The framework is split into four distinct modules:
| Module | Description |
|---|---|
| mvi-core | The platform-agnostic core of the MVI pattern. Defines Reducer, SideEffect, etc. |
| mvi-annotation | Contains the KSP annotations (@MviScreen, @TriggersSideEffect) that drive code generation. |
| mvi-android | Android-specific helpers, including the base ViewModel and event collectors. |
| mvi-annotation-processor | The KSP processor that generates the MVI boilerplate code. |
This module is written in pure Kotlin with no Android dependencies, making it suitable for multiplatform use.
- Reducer<S, I>: A functional interface for a pure function reduce(S, I): S. Its sole responsibility is to produce a new state.
- SideEffect<S, I>: A functional interface that executes business logic. It can access the current state and returns a SideEffectResult.
- SideEffectResult: A sealed class representing the outcome of a SideEffect (NewIntent, Navigation, ShowUiEvent, or NoOp).
- Middleware<S, I>: An abstract class for observing the MVI loop (for logging, analytics, etc.).
This lightweight module contains only the annotations used to configure code generation.
- @MviScreen(...): Marks a @Composable as a screen, triggering the generation of a ViewModel and a NavGraphBuilder extension function.
- @TriggersSideEffect: Marks an Intent class as one that should be handled by a SideEffect, which generates the on<...> DSL.
- @NavArgument: Marks a @Composable parameter as a navigation argument to be extracted from the NavBackStackEntry.
This module connects the platform-agnostic core to the Android framework.
- ViewModel<S, I>: An abstract Android ViewModel that orchestrates the MVI loop.
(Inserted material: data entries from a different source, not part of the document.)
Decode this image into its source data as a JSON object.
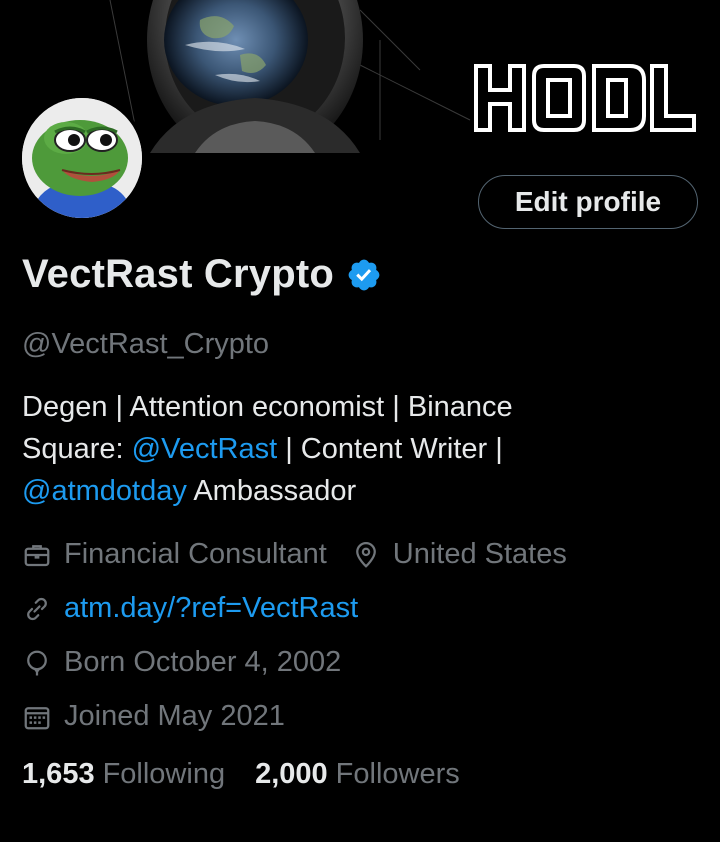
{
  "banner": {
    "hodl_text": "HODL",
    "colors": {
      "background": "#000000",
      "hodl_stroke": "#ffffff"
    }
  },
  "profile": {
    "edit_button_label": "Edit profile",
    "display_name": "VectRast Crypto",
    "verified_icon": "verified-badge-icon",
    "handle": "@VectRast_Crypto",
    "bio": {
      "line1": "Degen | Attention economist | Binance",
      "line2_prefix": "Square: ",
      "line2_mention": "@VectRast",
      "line2_suffix": " | Content Writer |",
      "line3_mention": "@atmdotday",
      "line3_suffix": " Ambassador"
    },
    "category": "Financial Consultant",
    "location": "United States",
    "website": "atm.day/?ref=VectRast",
    "birthday": "Born October 4, 2002",
    "joined": "Joined May 2021",
    "following_count": "1,653",
    "following_label": "Following",
    "followers_count": "2,000",
    "followers_label": "Followers"
  },
  "colors": {
    "background": "#000000",
    "primary_text": "#e7e9ea",
    "secondary_text": "#71767b",
    "link": "#1d9bf0",
    "verified": "#1d9bf0",
    "button_border": "#536471"
  },
  "icons": [
    "briefcase-icon",
    "location-pin-icon",
    "link-icon",
    "balloon-icon",
    "calendar-icon",
    "verified-badge-icon"
  ]
}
- UiEvent: A sealed interface for one-shot UI events (e.g., ShowSnackbar).
- NavigationEvent: A sealed interface for one-shot navigation events (e.g., To, PopBack).
- CollectUiEvents(...) & CollectNavigationEvents(...): Composable helpers to collect and handle one-shot events safely.
This is the KSP implementation that works behind the scenes. When you annotate a composable with @MviScreen, it generates the corresponding ViewModel, its Factory, and the NavGraphBuilder extension function, eliminating MVI boilerplate.